Last May, Google marked the opening of its new data center in Lenoir, North Carolina, by feting the local residents with a big “Googley Barbecue,” complete with “Googley Treats,” a “Meet-a-Googler” tent, and a “bouncy house in Google colors.”
They’re not bouncing in Lenoir this morning.
Ed Cone points to reports that Google, having hired only 50 of the 210 workers that it told state and local officials it would employ in Lenoir, is halting construction of its second server warehouse on the site and “has informed all construction workers, from engineers to laborers, that there won’t be any more work on the site for a while.” The company yesterday told the state it would not be collecting a $4.7 million Job Development Investment Grant that North Carolina had awarded it in 2006.
The jobs grant represents only a tiny portion of the state and local incentives that Google is receiving for the Lenoir center. “Tax breaks on electricity, property tax waivers and other concessions could still push Google’s incentives package over $250 million in the decades to come,” according to the Triangle Business Journal. Google has told the state that it plans to eventually complete construction of the center and meet its job-creation promises, but that as a result of “volatile economic conditions,” it has no idea when construction will start up again.
Coming on the heels of Google’s announcement last month that it was mothballing its new data plant in Oklahoma, the company’s decision to halt work in Lenoir is a clear sign that Google is “moderating the pace of its data center building boom,” writes Rich Miller of Data Center Knowledge. “Google spent $452 million on its infrastructure in the third quarter of 2008, which was its lowest investment in capital expenditures since the company began its data center construction effort in early 2007. The third quarter total was well below the record $842 million Google spent on its data centers in the first quarter.”
Clouds, it seems, are not recession-proof.
Do I read this right? Doesn’t it mean that:
All of Google’s building of these facilities is way far ahead of demand. Were it otherwise — were the theory of how the cost savings of the cloud work true — then a recession should increase demand for Google’s utility and as their advertising revenue falters they should be doubling down building out this capacity.
In other words, the entire effort Google has been making in this area is pure speculation on a long position.

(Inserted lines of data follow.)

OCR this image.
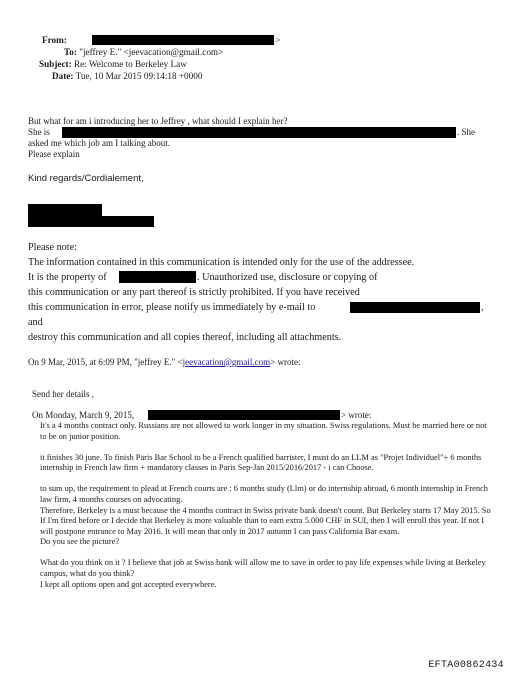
From:	>
To: "jeffrey E." <jeevacation@gmail.com>
Subject: Re: Welcome to Berkeley Law
Date: Tue, 10 Mar 2015 09:14:18 +0000
But what for am i introducing her to Jeffrey , what should I explain her?
She is	. She
asked me which job am I talking about.
Please explain
Kind regards/Cordialement,
Please note:
The information contained in this communication is intended only for the use of the addressee.
It is the property of	. Unauthorized use, disclosure or copying of
this communication or any part thereof is strictly prohibited. If you have received
this communication in error, please notify us immediately by e-mail to	,
and
destroy this communication and all copies thereof, including all attachments.
On 9 Mar, 2015, at 6:09 PM, "jeffrey E." <jeevacation@gmail.com> wrote:
Send her details ,
On Monday, March 9, 2015,	> wrote:

It's a 4 months contract only. Russians are not allowed to work longer in my situation. Swiss regulations. Must be married here or not to be on junior position.

it finishes 30 june. To finish Paris Bar School to be a French qualified barrister, I must do an LLM as "Projet Individuel"+ 6 months internship in French law firm + mandatory classes in Paris Sep-Jan 2015/2016/2017 - i can Choose.

to sum up, the requirement to plead at French courts are : 6 months study (Llm) or do internship abroad, 6 month internship in French law firm, 4 months courses on advocating.

Therefore, Berkeley is a must because the 4 months contract in Swiss private bank doesn't count. But Berkeley starts 17 May 2015. So If I'm fired before or I decide that Berkeley is more valuable than to earn extra 5.000 CHF in SUI, then I will enroll this year. If not I will postpone entrance to May 2016. It will mean that only in 2017 autumn I can pass California Bar exam.

Do you see the picture?

What do you think on it ? I believe that job at Swiss bank will allow me to save in order to pay life expenses while living at Berkeley campus, what do you think?

I kept all options open and got accepted everywhere.

EFTA00862434
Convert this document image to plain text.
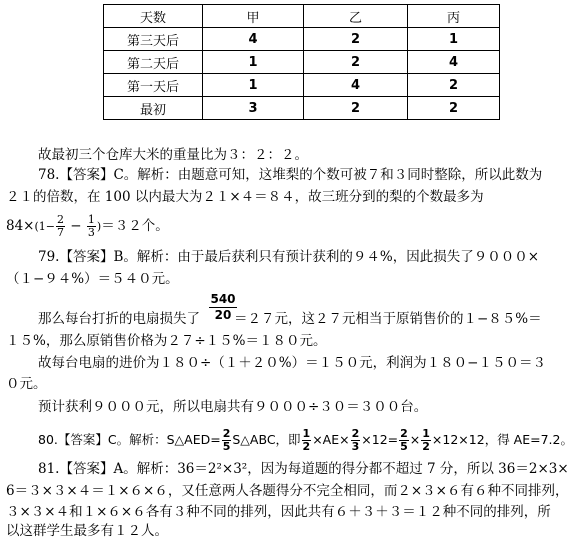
天数	甲	乙	丙
第三天后	4	2	1
第二天后	1	2	4
第一天后	1	4	2
最初	3	2	2
故最初三个仓库大米的重量比为３：２：２。
78.【答案】C。解析：由题意可知，这堆梨的个数可被７和３同时整除，所以此数为
２１的倍数，在 100 以内最大为２１×４＝８４，故三班分到的梨的个数最多为
$84\times(1- \frac{2}{7} - \frac{1}{3} )=32$个。
79.【答案】B。解析：由于最后获利只有预计获利的９４%，因此损失了９０００×
（１−９４%）＝５４０元。
$\frac{540}{20}$
那么每台打折的电扇损失了	＝２７元，这２７元相当于原销售价的１−８５%＝
１５%，那么原销售价格为２７÷１５%＝１８０元。
故每台电扇的进价为１８０÷（１＋２０%）＝１５０元，利润为１８０−１５０＝３
０元。
预计获利９０００元，所以电扇共有９０００÷３０＝３００台。
80.【答案】C。解析：S△AED= $\frac{2}{5}$ S△ABC，即 $\frac{1}{2} \times AE\times \frac{2}{3} \times 12= \frac{2}{5} \times \frac{1}{2} \times 12\times 12$，得 AE=7.2。
81.【答案】A。解析：36＝2²×3²，因为每道题的得分都不超过 7 分，所以 36＝2×3×
6＝３×３×４＝１×６×６，又任意两人各题得分不完全相同，而２×３×６有６种不同排列，
３×３×４和１×６×６各有３种不同的排列，因此共有６＋３＋３＝１２种不同的排列，所
以这群学生最多有１２人。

They’re way ahead of themselves and the bet that these investments stay “dark” is looking better.
To risk sounding like a broken record: it’s the systems software, dummy. The cloud lacks any clear definition as a “platform” hence it persistently lacks apps.
Google needs to completely invert itself, sell access to the raw page cache and map-reduce engine, and go from there. Whether they do that or not they have to plan on swiftly becoming a much smaller company.